Question pour question : quelle est la part de la stratégie de Donald Trump dans ces évolutions de l’électorat ? Avec sa rhétorique ouvertement et grassement masculiniste, il a d’évidence séduit des électeurs blancs et latinos, mais également africains-américains, bien que dans une moindre mesure. Sa stratégie nataliste et ses saillies racistes n’ont pas agi comme un repoussoir, y compris pour des électeurs héritiers de l’immigration. Autant de fragments qui se sont agrégés autour de son bloc central – les Blancs sans diplôme, d’âge moyen et de revenus moyens – pour un niveau de suffrages qui dépassera sans doute celui de 2020 (les décomptes se poursuivent dans nombre d’États).
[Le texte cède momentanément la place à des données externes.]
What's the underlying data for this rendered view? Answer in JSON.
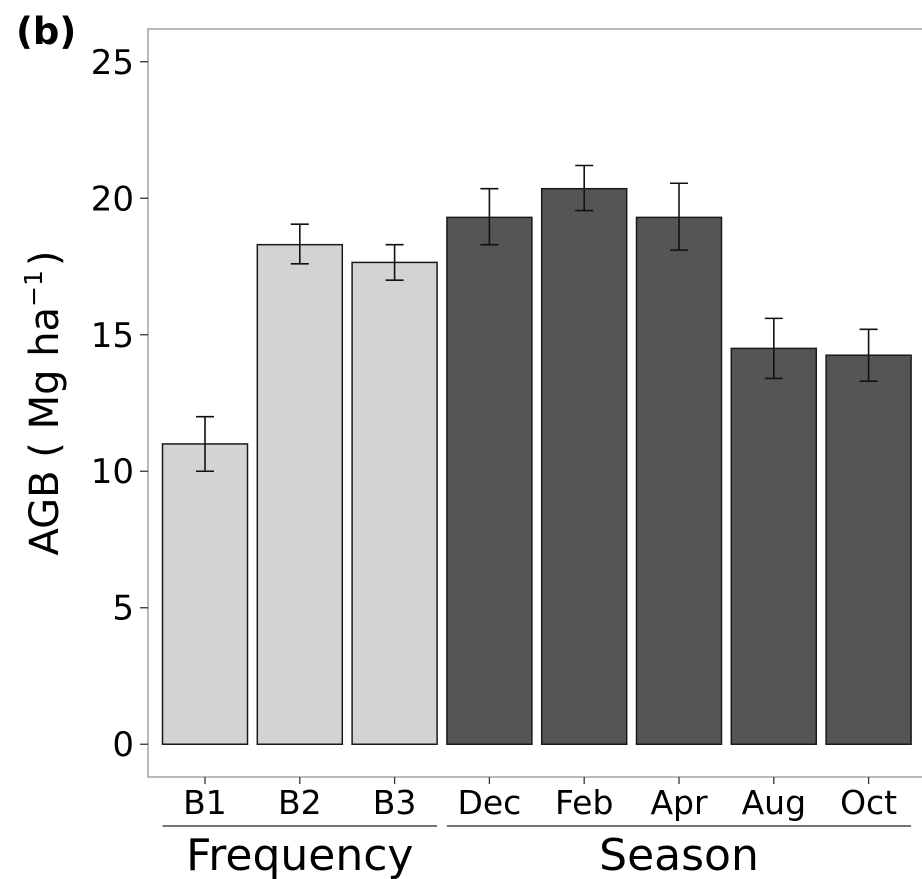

« Non seulement Trump sera de retour à la Maison-Blanche, mais il obtient une majorité absolue des voix, ce qu’il n’avait pas réussi à faire lors des deux élections précédentes, constate Antoine Yoshinaka, professeur de science politique à l’université de l’État de New York à Buffalo. C’est la meilleure performance de la part d’un candidat républicain depuis Bush père en 1988. Et sa majorité au Sénat sera plus grande que lors de sa première élection, ce qui lui donnera une grande flexibilité pour nommer les membres de son cabinet et les juges fédéraux. » Le nouveau président assure d’ailleurs disposer d’un mandat fort de l’électorat américain.
Le sort de la Chambre des représentants est toujours incertain. Il se jouera à quelques sièges. Si les républicains maintenaient leur majorité, ils disposeraient de tous les leviers : exécutif, législatif et judiciaire (puisque la majorité des juges de la Cour suprême sont des conservateurs).
Donald Trump aurait les mains libres pour faire entrer le pays dans un « nouvel âge d’or » dont on connaît la grammaire et que nous décrypte Romain Huret. Son succès, porté par un vote d’adhésion incontestable et renforcé par le recul des démocrates, lui permettra dès janvier 2025 d’être, beaucoup plus qu’en 2016, le nouveau maître de l’Amérique.